Mount the External Components

After cutting the holes, test the LED flood light’s fitting and apply black silicone sealant along the edges to make the case’s interior waterproof. When the silicone starts setting, place the light back in the slot. The AC charging port has a rubber gasket, so you don’t need silicone. Repeat the process for the other components on the other side of the case.

For the inverter’s remote control panel, you need to apply some silicone and then secure the panel using self-tapping screws. Mark and cut the holes for the 350A connector and solar panel connection. The 350A connector is optional, but it allows you to daisy chain other batteries, use jumper cables or increase your generator’s power. After mounting all internal components, mount the second LED floodlight to the solar generator’s lid.

Mount the Battery and the Inverter

Mount the battery in the corner, near the case wheels. Orient it in any direction, but ensure it has adequate support in the direction you will use the case. Drill two holes to hold the battery mount bolts, but wait until you ready all components for mounting.

Position the AC inverter so that the outlets are adjacent to the GFCI (ground-fault circuit interrupter) and the outlet and the cables are within the battery’s reach. Mark the inverter’s bottom holes and mount them via machine bolts with washers and nuts. Plug the cord from the GFCI outlet into one inverter outlet and the other remote control cable end into the remote switch panel’s back.

Mount the Charge Controller and the AC Battery Maintainer


Mount the battery maintainer on the back, near the LED light you already mounted. Connect the power cable to the female extension of the AC cord you mounted on the case’s exterior. After mounting all the internal and external components, wire them together.

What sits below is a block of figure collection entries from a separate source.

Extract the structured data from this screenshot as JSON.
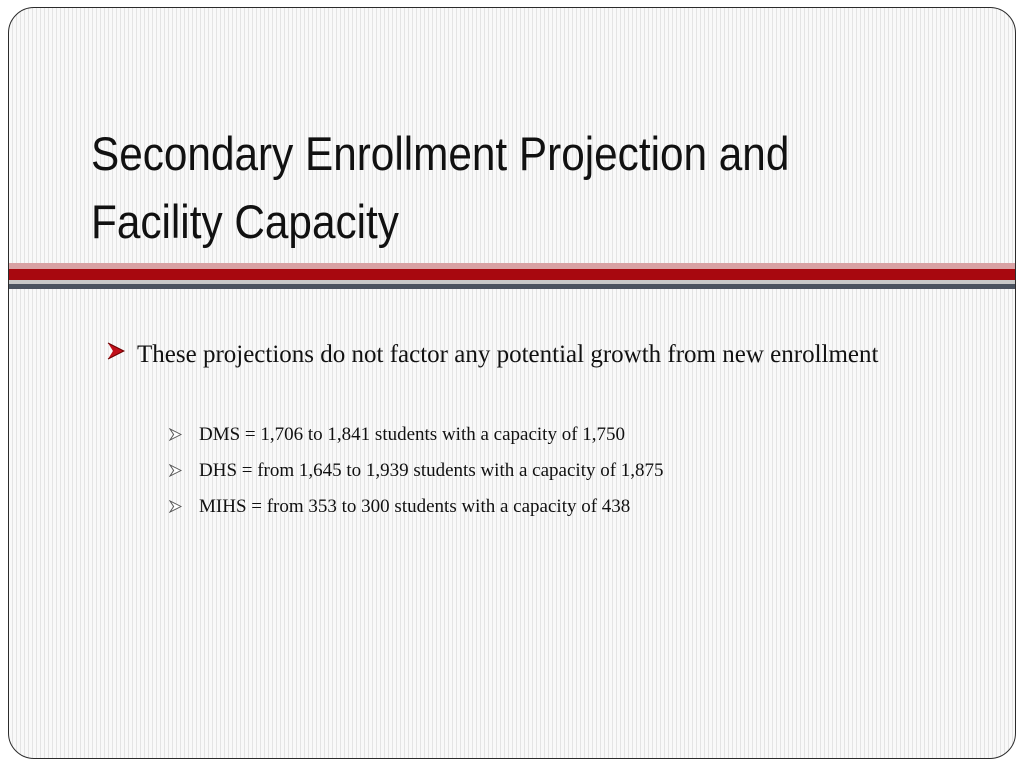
{
  "slide": {
    "title": "Secondary Enrollment Projection and Facility Capacity",
    "bullets": [
      {
        "text": "These projections do not factor any potential growth from new enrollment",
        "icon": "arrow-bullet-icon",
        "sub_bullets": [
          {
            "text": "DMS = 1,706 to 1,841 students with a capacity of 1,750",
            "icon": "arrow-bullet-icon"
          },
          {
            "text": "DHS = from 1,645 to 1,939 students with a capacity of 1,875",
            "icon": "arrow-bullet-icon"
          },
          {
            "text": "MIHS = from 353 to 300 students with a capacity of 438",
            "icon": "arrow-bullet-icon"
          }
        ]
      }
    ]
  },
  "colors": {
    "accent_red": "#a8080f",
    "accent_pink": "#d9a2a4",
    "accent_slate": "#4b5360",
    "bullet_red": "#c0101a",
    "text": "#111111"
  }
}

For a better understanding, go online and watch videos of the process. A solar generator will significantly help in case of outages and when you want to reduce your power bills. You can also use the excess power you generate as an exchangeable for credits with power companies, which they take off your account.

Maintenance and Upgrades

Maintenance and upgrades are important aspects to consider when building your own portable solar generator. Regular maintenance will help ensure that your generator continues to function optimally and provides a reliable source of energy. Additionally, as technology advances, upgrading your generator can help improve its performance and increase its efficiency.

One important maintenance task is to regularly check the battery voltage and make sure it is properly charged. A fully charged battery will help prevent damage to the cells, and prolong the life of your generator. You should also keep an eye on the battery’s state of charge and replace it if necessary.

In conclusion, it is important to consider maintenance and upgrades when building your own portable solar generator. Regular maintenance will help ensure the longevity and reliability of your generator, while upgrades can improve its performance and efficiency. By taking the time to properly maintain and upgrade your generator, you can enjoy a reliable source of energy for years to come.